For example, why are we told that the disciples caught 153 fish when the risen Christ showed up (John 21:11). It makes me wonder: why not an even hundred, or 152 or 154? Of course, some people try to make a contact sport out of “numerology.” The Jewish rabbis are masters of finding things that aren’t really there. “Gematria” is a Kabbalistic “system of interpretation of the Scriptures by substituting for a particular word another word whose letters give the same numerical sum.”—Dictionary.com. With a little effort, you can “prove” anything you want by finding hidden meanings in number-letter equivalents. That’s not what I’m talking about, of course. But when God gives us statistics, dimensions, or weights in numerical form, we ought to pay attention to the underlying metaphorical context. For that matter, why did God tell us that the “number of the beast’s name” is 666? 

We’ll also look at the names mentioned in the Bible. Of the utmost importance, of course, are the names and titles God assigned to Himself and His Messiah. They mean something significant. I realize children can’t name themselves, and yet the names their parents give them can often reveal something about their (or our) destiny or character. Do the names of the twelve patriarchs of Israel, or the twelve disciples of Christ mean anything significant? There are several times when God changed the name of someone with whom He was dealing. Why did Yahweh change Abram’s name to Abraham, or Simon’s to Peter? The Bible employed some forty writers, over the space of fifteen hundred years. Were their names meaningful? It’s a subject worth pondering. 
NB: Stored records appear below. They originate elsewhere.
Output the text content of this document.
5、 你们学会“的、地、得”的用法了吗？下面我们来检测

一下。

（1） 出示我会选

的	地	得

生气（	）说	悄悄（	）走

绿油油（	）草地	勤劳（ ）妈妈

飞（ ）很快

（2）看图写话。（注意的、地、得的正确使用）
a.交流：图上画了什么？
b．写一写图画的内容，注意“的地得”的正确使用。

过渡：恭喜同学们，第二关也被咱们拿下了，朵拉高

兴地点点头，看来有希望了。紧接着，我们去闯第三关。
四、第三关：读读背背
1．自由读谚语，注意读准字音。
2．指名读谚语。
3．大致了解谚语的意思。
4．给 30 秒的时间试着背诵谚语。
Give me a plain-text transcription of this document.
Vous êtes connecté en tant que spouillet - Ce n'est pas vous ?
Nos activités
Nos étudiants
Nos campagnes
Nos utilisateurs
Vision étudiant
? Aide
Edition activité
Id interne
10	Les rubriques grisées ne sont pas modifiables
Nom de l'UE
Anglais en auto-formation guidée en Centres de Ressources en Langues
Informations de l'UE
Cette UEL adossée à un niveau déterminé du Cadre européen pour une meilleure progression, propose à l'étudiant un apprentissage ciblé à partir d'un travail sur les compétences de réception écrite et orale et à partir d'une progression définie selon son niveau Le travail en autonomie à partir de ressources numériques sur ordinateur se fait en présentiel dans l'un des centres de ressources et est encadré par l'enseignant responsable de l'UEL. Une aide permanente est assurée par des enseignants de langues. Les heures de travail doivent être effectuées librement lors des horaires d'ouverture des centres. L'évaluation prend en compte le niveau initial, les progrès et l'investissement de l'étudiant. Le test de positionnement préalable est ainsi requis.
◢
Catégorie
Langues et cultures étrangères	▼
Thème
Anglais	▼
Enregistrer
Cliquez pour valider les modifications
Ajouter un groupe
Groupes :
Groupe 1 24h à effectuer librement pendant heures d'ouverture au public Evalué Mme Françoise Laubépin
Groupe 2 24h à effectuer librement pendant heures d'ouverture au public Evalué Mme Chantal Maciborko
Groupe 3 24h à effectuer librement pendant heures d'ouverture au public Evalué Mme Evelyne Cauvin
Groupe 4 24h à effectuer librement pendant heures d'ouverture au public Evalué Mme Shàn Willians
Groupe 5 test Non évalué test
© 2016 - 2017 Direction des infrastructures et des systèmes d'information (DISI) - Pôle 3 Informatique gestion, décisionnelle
Finally, I’ve noticed that there are concepts that almost everybody gets wrong, mostly because of common usage over the millennia. This would seem like a good place to deal with them. For example, did you know that a “cross” in scriptural usage is not (strictly speaking) a “T”-shaped device? Most of these are not “deal-breakers” as far as our salvation goes, of course. But sometimes, knowing the back story helps us understand what God is really trying to tell us.